Health Assessment and Screening in the Older Adult
Transcripción
Performing health assessments and health screenings provide information about a patient’s health status and identify those in need of further assessment and care. As the nurse caring for older adult patients, you’ll use this information to provide patient-centered care.
Now, during a health assessment, you’ll collect comprehensive health information, which typically includes gathering a health history and conducting a physical examination. Health information can be categorized as either subjective or objective data. Subjective data refers to information the patient states or recounts, such as pain level or sleep quality, and tends to be obtained during a health history. On the other hand, objective data is collected during the physical assessment, and includes tangible information that’s observed or measured, like presence of a skin rash or blood pressure readings.
Alright, starting with health history, this is where you’ll interview your patient to obtain subjective data about their perceived health and factors impacting their health. Begin by asking about basic identifying information, like name and date of birth.
Next, move on to specific data like past medical and surgical history, such as previous hospitalizations and surgeries, current medications, and personal health habits like diet, physical activity, and sleep patterns.
Then you’ll discuss the patient’s current health status and any pressing health concerns, as needed. Keep in mind that the patient is the preferred information source; however, a family member or caregiver can provide information if your patient has limited ability to recall or communicate, like those with dementia or aphasia.

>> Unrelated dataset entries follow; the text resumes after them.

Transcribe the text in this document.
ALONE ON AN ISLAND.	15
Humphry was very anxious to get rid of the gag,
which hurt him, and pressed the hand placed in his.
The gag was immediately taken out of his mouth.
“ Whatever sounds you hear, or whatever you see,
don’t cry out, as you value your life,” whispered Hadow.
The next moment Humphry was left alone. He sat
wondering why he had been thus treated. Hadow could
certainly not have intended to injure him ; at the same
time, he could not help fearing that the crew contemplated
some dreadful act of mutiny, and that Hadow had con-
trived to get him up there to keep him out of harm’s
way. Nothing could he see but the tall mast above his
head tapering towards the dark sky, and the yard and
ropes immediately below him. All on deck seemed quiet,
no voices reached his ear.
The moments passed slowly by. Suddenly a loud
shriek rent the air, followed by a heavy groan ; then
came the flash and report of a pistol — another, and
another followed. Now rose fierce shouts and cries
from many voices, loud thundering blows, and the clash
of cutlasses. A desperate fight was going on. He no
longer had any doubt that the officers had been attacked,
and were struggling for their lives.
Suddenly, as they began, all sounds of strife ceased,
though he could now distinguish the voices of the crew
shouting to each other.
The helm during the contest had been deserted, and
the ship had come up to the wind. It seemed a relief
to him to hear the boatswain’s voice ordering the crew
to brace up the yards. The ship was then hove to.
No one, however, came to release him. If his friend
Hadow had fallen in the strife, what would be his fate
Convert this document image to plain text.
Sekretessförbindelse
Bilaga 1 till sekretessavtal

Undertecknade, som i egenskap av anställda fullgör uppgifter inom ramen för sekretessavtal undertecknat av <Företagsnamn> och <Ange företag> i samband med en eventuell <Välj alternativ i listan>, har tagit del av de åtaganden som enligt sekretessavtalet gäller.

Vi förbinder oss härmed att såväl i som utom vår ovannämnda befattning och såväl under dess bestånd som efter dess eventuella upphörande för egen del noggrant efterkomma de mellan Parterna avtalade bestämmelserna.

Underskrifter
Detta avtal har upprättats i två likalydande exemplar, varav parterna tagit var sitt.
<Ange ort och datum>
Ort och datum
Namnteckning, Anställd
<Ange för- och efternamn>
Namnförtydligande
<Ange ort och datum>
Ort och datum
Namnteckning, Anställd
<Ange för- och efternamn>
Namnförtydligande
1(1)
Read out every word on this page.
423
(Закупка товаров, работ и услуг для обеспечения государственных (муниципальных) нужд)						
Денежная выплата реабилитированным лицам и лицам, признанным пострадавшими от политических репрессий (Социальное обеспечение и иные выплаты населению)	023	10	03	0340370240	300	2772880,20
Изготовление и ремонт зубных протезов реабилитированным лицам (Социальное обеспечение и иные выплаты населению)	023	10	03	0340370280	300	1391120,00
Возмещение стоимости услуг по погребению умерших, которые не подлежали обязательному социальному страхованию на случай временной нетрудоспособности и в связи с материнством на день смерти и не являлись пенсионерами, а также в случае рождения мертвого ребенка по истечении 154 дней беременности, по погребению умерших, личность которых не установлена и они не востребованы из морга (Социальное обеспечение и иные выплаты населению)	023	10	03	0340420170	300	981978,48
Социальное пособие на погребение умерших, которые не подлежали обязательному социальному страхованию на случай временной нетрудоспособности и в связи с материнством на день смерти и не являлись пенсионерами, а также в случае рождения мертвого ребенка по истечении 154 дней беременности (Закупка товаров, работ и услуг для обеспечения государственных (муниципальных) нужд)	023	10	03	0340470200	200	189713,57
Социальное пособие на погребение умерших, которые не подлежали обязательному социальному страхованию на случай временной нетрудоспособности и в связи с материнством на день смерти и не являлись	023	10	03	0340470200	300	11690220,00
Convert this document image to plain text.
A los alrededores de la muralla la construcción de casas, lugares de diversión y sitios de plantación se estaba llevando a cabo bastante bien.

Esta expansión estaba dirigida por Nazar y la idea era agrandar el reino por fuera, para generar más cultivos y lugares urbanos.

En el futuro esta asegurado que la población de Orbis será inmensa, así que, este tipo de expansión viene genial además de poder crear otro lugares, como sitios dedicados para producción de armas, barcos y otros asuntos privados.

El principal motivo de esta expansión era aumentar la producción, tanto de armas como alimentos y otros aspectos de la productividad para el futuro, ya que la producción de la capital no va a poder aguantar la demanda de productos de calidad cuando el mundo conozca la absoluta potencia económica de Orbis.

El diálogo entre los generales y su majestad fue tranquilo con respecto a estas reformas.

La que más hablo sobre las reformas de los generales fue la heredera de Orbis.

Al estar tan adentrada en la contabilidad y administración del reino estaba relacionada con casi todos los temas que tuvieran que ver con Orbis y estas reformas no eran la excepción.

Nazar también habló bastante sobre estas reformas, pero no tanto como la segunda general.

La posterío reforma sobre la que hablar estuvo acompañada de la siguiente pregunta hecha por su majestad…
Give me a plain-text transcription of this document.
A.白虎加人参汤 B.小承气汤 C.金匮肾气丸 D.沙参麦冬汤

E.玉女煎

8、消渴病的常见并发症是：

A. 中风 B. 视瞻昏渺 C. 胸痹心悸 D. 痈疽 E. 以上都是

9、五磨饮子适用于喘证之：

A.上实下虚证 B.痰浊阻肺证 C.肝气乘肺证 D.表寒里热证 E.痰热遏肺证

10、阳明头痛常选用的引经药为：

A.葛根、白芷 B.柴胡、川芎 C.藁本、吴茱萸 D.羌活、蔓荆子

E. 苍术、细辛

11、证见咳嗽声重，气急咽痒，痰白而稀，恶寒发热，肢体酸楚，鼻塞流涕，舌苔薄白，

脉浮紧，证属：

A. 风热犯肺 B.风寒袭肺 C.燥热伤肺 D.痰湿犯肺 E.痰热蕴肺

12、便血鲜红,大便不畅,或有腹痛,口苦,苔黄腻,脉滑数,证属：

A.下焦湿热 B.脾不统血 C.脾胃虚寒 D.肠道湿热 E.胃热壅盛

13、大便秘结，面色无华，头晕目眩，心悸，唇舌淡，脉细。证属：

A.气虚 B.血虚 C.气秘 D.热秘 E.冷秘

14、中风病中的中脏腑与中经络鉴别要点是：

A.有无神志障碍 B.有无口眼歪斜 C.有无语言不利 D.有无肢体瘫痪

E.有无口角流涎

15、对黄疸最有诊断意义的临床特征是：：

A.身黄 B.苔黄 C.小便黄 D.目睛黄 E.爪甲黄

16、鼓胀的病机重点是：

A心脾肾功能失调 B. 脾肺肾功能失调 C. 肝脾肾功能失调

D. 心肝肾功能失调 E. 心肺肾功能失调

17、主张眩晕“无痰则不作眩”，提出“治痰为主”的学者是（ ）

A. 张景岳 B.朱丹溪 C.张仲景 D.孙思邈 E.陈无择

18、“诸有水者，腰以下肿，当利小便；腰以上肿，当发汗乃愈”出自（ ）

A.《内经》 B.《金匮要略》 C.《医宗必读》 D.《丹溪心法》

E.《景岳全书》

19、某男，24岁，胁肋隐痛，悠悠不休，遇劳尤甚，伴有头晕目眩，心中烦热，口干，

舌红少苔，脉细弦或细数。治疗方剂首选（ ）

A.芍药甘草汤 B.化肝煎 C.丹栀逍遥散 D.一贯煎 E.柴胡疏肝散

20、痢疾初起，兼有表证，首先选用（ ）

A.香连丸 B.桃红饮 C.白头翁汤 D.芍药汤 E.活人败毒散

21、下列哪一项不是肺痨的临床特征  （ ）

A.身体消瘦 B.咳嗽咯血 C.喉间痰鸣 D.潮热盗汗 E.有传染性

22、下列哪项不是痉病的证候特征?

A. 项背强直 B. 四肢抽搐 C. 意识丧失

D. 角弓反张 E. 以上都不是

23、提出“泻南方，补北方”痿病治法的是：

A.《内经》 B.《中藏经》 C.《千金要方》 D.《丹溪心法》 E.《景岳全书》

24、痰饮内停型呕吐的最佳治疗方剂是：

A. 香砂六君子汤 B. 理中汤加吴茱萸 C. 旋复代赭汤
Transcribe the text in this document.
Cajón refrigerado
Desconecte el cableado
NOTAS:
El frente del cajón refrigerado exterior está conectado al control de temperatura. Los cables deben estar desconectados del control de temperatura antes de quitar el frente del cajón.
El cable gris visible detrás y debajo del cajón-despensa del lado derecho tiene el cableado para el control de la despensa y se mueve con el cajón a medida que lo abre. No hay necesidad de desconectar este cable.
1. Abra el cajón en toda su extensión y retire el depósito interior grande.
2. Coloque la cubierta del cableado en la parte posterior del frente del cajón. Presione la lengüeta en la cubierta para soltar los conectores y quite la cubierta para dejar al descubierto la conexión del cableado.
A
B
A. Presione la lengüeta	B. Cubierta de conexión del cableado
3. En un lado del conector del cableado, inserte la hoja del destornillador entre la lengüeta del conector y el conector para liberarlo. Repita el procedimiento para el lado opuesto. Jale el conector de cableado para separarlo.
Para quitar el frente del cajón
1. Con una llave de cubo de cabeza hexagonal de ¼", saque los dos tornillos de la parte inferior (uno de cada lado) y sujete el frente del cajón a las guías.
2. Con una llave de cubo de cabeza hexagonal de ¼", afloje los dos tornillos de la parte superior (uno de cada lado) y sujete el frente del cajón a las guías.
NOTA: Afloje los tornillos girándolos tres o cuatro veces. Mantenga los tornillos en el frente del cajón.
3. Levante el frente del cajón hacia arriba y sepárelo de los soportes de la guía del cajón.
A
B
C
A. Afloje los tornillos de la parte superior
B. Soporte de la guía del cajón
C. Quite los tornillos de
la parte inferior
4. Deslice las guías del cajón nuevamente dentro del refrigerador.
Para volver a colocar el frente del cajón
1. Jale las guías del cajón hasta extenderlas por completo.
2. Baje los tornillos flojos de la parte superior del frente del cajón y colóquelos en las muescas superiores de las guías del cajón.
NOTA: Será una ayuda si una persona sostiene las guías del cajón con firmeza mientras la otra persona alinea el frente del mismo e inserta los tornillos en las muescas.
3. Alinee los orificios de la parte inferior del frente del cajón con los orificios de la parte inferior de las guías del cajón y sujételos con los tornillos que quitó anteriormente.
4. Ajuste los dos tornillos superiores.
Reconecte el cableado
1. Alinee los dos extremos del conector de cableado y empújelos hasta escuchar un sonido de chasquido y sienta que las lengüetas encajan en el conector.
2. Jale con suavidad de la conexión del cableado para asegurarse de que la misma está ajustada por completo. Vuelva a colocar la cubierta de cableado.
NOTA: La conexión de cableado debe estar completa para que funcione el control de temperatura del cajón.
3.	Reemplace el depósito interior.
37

During the health history, remember to do your best to avoid the use of medical jargon. For example, instead of saying hypertension, say high blood pressure. Also, since word recall and response time can slow with age, be sure to speak slowly and clearly, and provide your patient with enough time to answer your questions.
Next up is the physical assessment, where you’ll use inspection, percussion, palpation, and auscultation to collect objective data about your patient’s health status, and validate subjective information gathered from the health history. Typically, the physical examination is conducted in a head-to-toe approach, meaning it starts with the head and then moves systematically down the body.
Now, before starting the examination, gather your assessment equipment and ensure the examination room is set up for privacy and comfort. Also, keep in mind that older adults may present with atypical signs and symptoms, such as confusion in the presence of an acute infection, or vague symptoms like fatigue and nausea rather than chest pain during a myocardial infarction.